Researchers find a new pathological mediator of ALS
A research collaboration based in Japan has found a new pathological mediator of amyotrophic lateral sclerosis (ALS), which could have further implications for understanding the molecular breakdown that gives rise to the neurodegenerative disease that affects nearly half a million people around the world.
They published their results on June 28 in EBioMedicine, a journal issued by The Lancet.
Led by Masashi Aoki, Professor and chair of the Department of Neurology at Tohoku University Graduate School of Medicine and an author of the paper, the team in collaboration with Hideyuki Okano (Professor, of Keio University School of Medicine, Department of Physiology) focused on aberrant behavior in motor neurons.
Motor neurons populate the base of the brain and along the spine. These cells are shaped like a hand with a palm and outstretched fingers, awaiting a signal from another cell. They take the signal and pulse it down their long arm, called an axon, to "touch" muscle fibers. The signal tells the muscle to flex or relax, but, in the case of patients with ALS, the axon divides and branches abnormally. Without connecting to its target, the axon can shrivel away. The message is lost, as is the ability to control the muscles.
Researchers still do not know how the message is disrupted, despite more than 25 genes identified as having a role in inherited ALS since 1993, according to Aoki.
"However, among all the causative genes of ALS, one gene, called FUS, was confirmed to locate at axon ends," Aoki said, referring to the "wrist" of the motor neuron, between the part of the cell that collects the signal and the part that sends the message to the muscles.
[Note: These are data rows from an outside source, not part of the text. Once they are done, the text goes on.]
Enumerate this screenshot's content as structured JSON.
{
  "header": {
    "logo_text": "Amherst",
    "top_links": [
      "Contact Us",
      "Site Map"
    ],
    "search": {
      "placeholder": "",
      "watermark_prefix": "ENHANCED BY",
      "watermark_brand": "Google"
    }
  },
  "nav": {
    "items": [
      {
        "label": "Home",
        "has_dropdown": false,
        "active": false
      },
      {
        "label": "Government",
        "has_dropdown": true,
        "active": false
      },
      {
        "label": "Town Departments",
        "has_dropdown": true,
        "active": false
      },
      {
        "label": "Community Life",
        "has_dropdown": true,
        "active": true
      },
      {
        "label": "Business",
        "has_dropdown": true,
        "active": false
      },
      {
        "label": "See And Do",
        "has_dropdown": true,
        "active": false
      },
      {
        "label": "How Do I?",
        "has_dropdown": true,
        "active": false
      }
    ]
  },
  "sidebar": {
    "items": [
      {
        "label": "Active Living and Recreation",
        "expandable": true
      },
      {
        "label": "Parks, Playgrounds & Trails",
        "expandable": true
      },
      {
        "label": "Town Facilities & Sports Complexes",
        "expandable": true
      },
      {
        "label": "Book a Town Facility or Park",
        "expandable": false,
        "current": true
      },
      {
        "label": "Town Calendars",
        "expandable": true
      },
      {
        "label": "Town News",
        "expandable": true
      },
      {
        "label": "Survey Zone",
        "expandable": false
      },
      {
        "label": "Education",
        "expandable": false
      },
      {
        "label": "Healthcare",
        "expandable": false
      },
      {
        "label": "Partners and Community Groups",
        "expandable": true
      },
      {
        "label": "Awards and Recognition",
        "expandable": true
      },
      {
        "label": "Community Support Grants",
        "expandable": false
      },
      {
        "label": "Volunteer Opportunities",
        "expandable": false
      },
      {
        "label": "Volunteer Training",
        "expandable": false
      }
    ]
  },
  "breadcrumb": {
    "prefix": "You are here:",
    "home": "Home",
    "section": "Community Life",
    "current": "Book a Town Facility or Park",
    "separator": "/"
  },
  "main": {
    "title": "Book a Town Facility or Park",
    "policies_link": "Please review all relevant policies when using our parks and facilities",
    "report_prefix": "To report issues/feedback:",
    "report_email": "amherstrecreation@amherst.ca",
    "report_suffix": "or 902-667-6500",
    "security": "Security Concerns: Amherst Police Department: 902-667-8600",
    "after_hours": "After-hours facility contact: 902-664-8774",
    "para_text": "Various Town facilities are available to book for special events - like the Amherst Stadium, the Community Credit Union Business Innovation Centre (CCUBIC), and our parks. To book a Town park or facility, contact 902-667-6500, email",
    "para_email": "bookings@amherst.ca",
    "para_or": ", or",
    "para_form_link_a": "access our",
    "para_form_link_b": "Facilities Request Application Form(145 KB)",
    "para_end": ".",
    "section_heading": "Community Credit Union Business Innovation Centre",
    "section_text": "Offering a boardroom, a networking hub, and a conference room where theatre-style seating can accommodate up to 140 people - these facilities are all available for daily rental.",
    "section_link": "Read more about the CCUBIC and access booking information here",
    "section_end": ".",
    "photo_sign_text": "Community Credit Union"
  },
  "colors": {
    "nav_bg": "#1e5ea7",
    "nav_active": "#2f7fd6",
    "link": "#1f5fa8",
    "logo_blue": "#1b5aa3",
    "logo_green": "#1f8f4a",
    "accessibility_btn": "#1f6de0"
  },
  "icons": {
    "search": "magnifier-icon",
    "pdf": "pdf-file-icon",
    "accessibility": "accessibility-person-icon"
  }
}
Aoki and the team obtained stem cells from a 43-year old patient with ALS and used those cells to sequence the genetic map of the motor neuron axons.
They found that a mutated version of FUS introduced what Aoki calls a toxic gain of function. It encouraged an abundance of another gene named Fos-B, which leads to axonal branching. Compare an axon to a grassy pathway. If there's a clear starting point and ending point, the path will become well-worn and clear. If there's one starting point and many ending points, no single path will emerge as the right one. With motor neurons, however, the signals can't forge ahead, and the paths will ultimately disappear completely.
To further test the Fos-B effect on motor neurons, Aoki and the team developed a Fos-B model of zebrafish, whose brain development bears a striking resemblance to that of humans. The abnormally higher-expressed Fos-B gene induced the over branching of motor neuronal axons.
"This result suggests a promising target for which ALS-linked mutations cause axonal refraction and degeneration- one of the earliest events in the disease," Aoki said, noting their results were in developing motor neurons. "We need more information to elucidate the relationship in mature motor neurons."
The researchers will continue to investigate their findings, delving deeper into the effect of Fos-B on developed motor neurons.